The Stranger has no time to explain. Christmas is coming tomorrow, he says, and worse yet, he's running late and lost his mittens and hasn't even gotten a fir tree yet! Moomin shouts after him to learn why he needs a fir tree, but the fellow has gotten too far away to hear him.
All of the noise has woken Moominpapa, who asks what the hubbub is about. Moomintroll explains that Christmas is coming and apparently--get this--they can't go back to sleep until they get a fir tree for him.
"Have you been into the schnapps, son?"
So, Moominpappa wakes Moominmamma, and now the menfolk head out into the forest to pick out a fir tree, ostensibly to protect themselves against "This Christmas person."
As they drag a magnificent pine back to their home they run into a neighbor, weighed down with shopping bags full of groceries. She compliments them on the fine tree they've picked out, but when Moominpapa nesciently asks her to tell him what they're supposed to do with it, she laughs it off as a joke, even commenting on how he can keep such a perfectly straight face while asking such a patently absurd thing. Before he can explain that he really is quite in the dark about it, she hurries off, saying she has a lot of cooking to do.
"Is this a top hat or a dunce cap?"
Back at Moomin house Moominmama is at it again, treating a wayfaring stranger to a bit of rest and a nice hot cup of tea. Snork Maiden comes running down the steps to announce that she's just seen Moominpapa and Moonintroll dragging home a great big fir tree, and Moominmama, befuddled, asks "But what is one supposed to do with it?"
The little Traveller tells them they should decorate it as beautifully as they can, of course, then he schleps off across the wastes to get to his own home before the holiday begins.
So now they know they're supposed to decorate the tree, but not why it's even a thing. They reason that if Christmas is some kind of monster, perhaps decorating the tree is to keep him happy. To make things even more confusing, Moominpapa shares that the word on the street is when Christmas is coming you're also expected to cook lots of food. Moominmama surmises that maybe you have to feed Christmas so he won't try to eat you!
So, the Moomin family sets up the tree in front of their house and begins decorating it with teapots, strings of pink and blue pearls, colorful cloth, pots, pans and tchotchkes all and sundry. Moominpapa finds a beautiful rose and puts it at the top to complete their yuletide masterpiece.
Just then Moominmama comes home from running some errands with the bombshell scoop that Christmas also requires that they give it presents.
"Greedy little shit, ain't he?"
The Moomins all go inside and root through their treasured possessions to find appropriate gifts. They pick out a beautiful seashell, a fishing lure, a model ship and a favorite book, then place them all under the tree with a feast of cakes, pies and cookies. They light a host of warm, inviting candles and sit outside wrapped in cozy blankets to await the arrival of the mysterious creature whose many demands have turned their routine inside out.

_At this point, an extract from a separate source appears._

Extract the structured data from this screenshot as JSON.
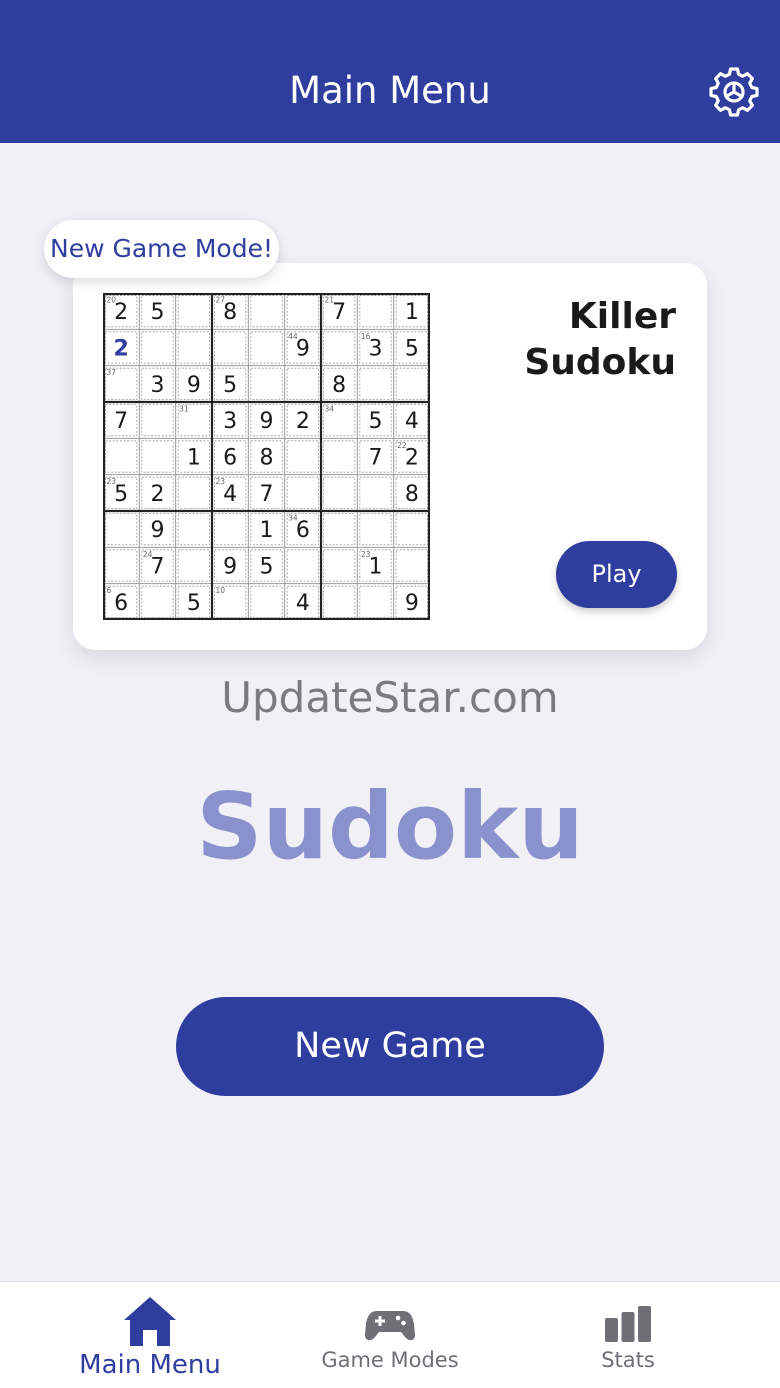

They wait and they wait, but no one comes, and the later it gets the sleepier they become. After some hours of dozing, and deep in the night, they see a small crowd of assorted strangers approaching.
And a fine looking group they are, too.
They hail the Moomins with a "Merry Christmas," and one of them explains that they were drawn there by the lovely tree, the finest and best decorated in all of Moominvalley. The Family welcomes them to join in their vigil, and as the hour grows even later it seems plain to them that Christmas may not be coming to eat them, after all. Moominmama turns to Moominpapa and says "Are you thinking what I'm thinking?"
"Yes, mama...but where will we find a billie goat and a hair dryer at this ungodly hour?"
The Moomins decide to go back inside and go to bed, and they tell their tiny guests that the tree and the food and of the presents are now theirs.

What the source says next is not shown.